L'utilisation du terme par les ethnologues est quant à elle
ambiguë. Les critères linguistique ou ethnonymique
peuvent être retenus. Les deux critères sont
souvent difficiles à
manier, face à la réalité complexe des
populations étudiées. Ce que nous pouvons retenir
est que l'ethnie est un ensemble de personnes ayant un lien
déjà ancien, susceptible d'être réinterprété
en fonction d'enjeux divers.
Le second aspect qui mérite d'être
souligné nous montre le caractère paradoxal
de l'influence de l'ethnie sur le champ politique africain.

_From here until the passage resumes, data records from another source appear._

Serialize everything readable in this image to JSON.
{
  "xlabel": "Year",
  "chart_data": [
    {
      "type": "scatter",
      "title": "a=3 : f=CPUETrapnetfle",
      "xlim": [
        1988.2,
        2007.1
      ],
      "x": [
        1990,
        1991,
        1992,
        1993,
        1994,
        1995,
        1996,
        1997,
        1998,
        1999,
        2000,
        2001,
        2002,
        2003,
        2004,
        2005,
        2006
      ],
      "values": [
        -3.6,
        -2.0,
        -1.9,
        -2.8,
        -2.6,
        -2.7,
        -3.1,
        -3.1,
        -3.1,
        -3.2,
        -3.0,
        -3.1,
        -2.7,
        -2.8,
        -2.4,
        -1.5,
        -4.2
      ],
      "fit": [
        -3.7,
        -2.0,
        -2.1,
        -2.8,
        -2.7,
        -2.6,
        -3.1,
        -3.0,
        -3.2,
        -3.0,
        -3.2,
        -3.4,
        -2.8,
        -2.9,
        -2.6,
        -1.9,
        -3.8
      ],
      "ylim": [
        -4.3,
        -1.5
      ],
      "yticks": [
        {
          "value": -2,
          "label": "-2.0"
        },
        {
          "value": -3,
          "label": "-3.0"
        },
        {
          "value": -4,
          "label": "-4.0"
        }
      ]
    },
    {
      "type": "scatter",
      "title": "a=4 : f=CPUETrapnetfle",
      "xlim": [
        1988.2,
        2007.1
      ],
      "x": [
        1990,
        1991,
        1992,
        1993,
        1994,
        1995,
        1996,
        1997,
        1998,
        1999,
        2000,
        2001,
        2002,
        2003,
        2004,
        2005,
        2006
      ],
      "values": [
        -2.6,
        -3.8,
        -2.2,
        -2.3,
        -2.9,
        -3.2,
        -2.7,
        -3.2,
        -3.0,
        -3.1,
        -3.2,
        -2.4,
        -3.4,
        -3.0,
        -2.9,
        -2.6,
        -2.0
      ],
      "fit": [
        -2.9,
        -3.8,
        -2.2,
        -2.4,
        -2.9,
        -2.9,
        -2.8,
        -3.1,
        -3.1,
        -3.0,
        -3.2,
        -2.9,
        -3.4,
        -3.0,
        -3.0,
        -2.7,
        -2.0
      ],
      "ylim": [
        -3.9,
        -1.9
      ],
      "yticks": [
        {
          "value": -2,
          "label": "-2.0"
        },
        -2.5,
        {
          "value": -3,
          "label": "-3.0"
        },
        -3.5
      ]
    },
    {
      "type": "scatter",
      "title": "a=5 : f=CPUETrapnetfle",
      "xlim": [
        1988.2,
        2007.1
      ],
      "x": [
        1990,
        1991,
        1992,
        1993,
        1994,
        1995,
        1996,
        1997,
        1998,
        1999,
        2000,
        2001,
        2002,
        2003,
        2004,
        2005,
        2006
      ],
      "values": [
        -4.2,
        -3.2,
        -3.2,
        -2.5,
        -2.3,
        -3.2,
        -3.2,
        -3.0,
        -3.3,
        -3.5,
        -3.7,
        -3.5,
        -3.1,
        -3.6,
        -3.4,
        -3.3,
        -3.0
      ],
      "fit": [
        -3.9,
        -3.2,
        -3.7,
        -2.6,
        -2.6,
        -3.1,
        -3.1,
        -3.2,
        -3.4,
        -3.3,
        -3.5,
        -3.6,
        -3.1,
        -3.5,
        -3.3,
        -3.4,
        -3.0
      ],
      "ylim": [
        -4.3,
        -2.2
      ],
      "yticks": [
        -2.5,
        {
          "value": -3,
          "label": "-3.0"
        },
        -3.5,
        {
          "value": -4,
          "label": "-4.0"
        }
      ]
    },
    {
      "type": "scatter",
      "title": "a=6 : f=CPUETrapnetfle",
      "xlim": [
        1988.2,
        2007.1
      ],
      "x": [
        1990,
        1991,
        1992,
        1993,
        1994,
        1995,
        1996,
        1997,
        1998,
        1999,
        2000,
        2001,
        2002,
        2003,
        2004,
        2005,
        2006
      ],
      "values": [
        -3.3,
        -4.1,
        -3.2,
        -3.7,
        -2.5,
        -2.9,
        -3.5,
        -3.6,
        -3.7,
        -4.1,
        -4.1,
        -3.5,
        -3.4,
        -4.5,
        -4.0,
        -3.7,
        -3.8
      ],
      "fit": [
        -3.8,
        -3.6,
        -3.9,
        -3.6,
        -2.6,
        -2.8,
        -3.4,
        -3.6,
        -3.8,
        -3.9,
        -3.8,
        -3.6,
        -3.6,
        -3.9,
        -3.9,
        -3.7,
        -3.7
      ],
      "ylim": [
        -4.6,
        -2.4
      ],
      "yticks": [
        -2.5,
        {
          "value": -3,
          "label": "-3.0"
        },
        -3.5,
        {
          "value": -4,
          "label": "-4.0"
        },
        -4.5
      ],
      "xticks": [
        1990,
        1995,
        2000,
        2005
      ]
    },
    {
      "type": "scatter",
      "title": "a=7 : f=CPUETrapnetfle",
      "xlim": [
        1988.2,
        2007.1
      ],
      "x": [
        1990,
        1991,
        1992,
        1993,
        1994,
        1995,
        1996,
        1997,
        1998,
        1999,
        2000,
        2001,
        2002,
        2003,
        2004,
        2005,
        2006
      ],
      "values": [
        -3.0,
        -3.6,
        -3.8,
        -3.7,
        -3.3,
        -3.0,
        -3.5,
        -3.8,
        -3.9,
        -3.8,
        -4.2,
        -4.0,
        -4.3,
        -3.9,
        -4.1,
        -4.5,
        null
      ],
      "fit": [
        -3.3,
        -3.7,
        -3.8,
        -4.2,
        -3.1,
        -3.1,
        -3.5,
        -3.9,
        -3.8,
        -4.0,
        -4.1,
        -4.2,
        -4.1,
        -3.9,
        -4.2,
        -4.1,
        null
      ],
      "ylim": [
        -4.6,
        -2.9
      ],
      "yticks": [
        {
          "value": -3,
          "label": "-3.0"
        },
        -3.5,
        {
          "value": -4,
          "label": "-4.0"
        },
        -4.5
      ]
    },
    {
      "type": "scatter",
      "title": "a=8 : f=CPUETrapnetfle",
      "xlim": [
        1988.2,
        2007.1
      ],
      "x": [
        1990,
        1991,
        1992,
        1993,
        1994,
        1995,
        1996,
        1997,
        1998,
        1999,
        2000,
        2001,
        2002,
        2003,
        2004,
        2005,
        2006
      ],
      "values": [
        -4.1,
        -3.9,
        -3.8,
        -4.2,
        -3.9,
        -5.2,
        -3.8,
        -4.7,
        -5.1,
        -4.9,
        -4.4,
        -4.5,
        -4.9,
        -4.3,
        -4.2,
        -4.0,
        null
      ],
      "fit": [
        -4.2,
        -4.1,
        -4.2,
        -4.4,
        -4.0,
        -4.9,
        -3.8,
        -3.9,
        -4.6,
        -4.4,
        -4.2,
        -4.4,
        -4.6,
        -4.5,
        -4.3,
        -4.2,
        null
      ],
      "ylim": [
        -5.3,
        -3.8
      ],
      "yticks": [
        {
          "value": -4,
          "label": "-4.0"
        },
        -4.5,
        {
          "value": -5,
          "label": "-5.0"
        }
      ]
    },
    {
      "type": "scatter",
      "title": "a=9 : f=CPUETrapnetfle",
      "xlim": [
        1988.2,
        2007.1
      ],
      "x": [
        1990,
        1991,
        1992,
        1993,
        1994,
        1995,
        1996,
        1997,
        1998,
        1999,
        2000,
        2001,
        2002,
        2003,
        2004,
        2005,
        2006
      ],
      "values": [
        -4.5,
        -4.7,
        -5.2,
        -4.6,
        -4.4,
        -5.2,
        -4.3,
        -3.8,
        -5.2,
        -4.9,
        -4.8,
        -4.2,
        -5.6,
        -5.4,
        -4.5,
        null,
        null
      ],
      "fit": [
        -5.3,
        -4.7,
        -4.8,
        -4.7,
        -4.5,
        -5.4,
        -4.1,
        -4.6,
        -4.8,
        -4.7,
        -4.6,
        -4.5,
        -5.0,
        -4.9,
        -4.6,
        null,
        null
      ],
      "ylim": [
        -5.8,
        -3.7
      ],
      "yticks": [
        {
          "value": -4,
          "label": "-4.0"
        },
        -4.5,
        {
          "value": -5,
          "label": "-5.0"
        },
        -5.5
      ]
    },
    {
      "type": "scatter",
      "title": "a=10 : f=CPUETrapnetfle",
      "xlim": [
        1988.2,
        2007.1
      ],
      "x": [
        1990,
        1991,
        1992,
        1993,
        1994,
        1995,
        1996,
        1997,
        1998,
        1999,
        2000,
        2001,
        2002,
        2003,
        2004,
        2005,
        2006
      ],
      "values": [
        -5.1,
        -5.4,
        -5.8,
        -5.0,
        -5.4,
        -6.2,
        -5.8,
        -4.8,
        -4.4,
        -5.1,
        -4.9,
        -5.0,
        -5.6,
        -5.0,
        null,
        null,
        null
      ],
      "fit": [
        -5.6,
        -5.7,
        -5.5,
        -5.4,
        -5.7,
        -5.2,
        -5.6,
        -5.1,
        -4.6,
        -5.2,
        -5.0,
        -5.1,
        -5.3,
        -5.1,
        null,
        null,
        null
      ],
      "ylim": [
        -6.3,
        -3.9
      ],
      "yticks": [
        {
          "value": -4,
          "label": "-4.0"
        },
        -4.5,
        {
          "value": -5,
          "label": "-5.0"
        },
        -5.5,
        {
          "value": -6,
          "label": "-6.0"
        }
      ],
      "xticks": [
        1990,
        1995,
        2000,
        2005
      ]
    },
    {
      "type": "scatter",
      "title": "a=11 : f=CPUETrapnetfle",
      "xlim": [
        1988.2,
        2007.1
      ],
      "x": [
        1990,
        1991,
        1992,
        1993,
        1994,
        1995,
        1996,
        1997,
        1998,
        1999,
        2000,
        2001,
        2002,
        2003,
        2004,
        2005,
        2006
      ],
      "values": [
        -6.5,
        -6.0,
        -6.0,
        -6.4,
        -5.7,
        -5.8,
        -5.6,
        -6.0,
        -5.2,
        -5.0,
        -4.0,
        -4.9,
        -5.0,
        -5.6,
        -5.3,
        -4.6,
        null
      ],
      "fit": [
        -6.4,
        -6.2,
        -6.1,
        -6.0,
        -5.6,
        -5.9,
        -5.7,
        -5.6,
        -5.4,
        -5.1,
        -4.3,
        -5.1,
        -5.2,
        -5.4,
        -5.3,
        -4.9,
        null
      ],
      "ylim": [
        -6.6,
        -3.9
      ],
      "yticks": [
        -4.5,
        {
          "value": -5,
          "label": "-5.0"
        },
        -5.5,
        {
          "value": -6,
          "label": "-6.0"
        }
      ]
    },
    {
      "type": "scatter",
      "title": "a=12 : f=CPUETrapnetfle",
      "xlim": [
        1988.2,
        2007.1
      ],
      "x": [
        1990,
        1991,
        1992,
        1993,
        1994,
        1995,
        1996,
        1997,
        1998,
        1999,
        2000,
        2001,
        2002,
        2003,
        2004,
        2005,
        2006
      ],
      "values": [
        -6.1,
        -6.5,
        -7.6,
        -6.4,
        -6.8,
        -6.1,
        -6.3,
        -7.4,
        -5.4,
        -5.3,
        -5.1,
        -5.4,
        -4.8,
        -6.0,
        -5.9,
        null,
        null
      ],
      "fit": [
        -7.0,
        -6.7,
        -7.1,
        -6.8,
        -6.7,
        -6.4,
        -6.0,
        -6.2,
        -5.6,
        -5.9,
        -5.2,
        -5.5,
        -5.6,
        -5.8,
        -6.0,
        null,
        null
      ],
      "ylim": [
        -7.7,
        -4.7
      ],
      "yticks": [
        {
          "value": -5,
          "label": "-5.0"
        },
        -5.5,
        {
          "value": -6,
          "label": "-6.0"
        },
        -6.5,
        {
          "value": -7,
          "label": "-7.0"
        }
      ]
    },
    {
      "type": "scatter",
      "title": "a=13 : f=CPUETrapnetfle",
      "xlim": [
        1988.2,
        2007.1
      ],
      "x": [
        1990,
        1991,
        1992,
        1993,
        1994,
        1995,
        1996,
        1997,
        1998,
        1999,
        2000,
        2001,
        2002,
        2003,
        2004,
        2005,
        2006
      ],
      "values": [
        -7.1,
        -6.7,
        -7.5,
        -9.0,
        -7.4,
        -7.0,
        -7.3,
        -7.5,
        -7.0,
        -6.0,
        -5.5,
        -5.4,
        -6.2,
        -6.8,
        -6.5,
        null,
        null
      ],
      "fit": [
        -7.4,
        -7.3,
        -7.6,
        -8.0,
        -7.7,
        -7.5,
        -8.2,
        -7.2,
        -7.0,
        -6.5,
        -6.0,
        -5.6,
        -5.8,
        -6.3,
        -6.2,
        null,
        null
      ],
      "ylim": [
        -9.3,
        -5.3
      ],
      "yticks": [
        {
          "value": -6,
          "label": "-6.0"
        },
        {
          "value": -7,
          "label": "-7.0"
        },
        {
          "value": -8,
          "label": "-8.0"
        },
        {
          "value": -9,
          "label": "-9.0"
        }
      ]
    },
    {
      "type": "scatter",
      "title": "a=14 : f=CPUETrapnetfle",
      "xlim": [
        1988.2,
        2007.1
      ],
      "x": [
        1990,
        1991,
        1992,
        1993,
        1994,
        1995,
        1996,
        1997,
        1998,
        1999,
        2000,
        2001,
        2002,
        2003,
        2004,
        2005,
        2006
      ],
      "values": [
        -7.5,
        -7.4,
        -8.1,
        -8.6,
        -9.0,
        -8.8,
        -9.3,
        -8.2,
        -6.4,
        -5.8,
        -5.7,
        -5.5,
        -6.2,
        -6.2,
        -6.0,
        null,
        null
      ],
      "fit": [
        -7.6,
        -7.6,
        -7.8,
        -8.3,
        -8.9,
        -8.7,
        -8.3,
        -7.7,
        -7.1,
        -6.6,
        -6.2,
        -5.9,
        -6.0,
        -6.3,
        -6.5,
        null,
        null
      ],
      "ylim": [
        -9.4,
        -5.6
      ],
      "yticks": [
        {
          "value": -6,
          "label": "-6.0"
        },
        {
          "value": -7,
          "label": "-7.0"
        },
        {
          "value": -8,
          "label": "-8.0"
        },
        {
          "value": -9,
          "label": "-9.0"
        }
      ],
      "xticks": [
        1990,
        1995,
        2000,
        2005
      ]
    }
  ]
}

Aujourd'hui, nous assistons à une recomposition de
l'occupation des espaces qui engendre des mutations culturelles.
Les villes sont devenues des lieux carrefours où des
personnes aux appartenances ethniques diverses se croisent
et s'influencent mutuellement. Pourtant, c'est dans ce contexte
que des conflits ethniques surgissent en Afrique. Nous avons
pu le constater récemment au Congo Brazzaville. Dans
certaines villes africaines, les quartiers sont occupés
en fonction des origines ethniques, tribales ou autres. De
nombreux jeunes nés dans les villes ne parlent guère
la langue de leurs parents, ne pratiquent que difficilement
les coutumes de leurs géniteurs. Comment pourrait-on
alors expliquer ce paradoxe où le dynamique côtoie
le statique ?
C'est dans un univers en métamorphose
que surgissent des conflits ethniques sur le continent africain.
Plusieurs axes de réflexion nous permettront de mener
à bien notre analyse. D'une manière générale,
le problème de l'ethnicité pose la question
du rapport à l'autre. Un second aspect est celui de
la mutation imposée des modes d'organisation de l'Afrique
précoloniale.
L'autre
L'autre est toujours autre, étranger
car il est une individualité que nous ne pourrons
jamais inscrire totalement dans notre champ de compréhension.
Toute tentative d'assujettissement de l'autre à notre
représentation conduit nécessairement à
une restriction de la possibilité de notre rencontre.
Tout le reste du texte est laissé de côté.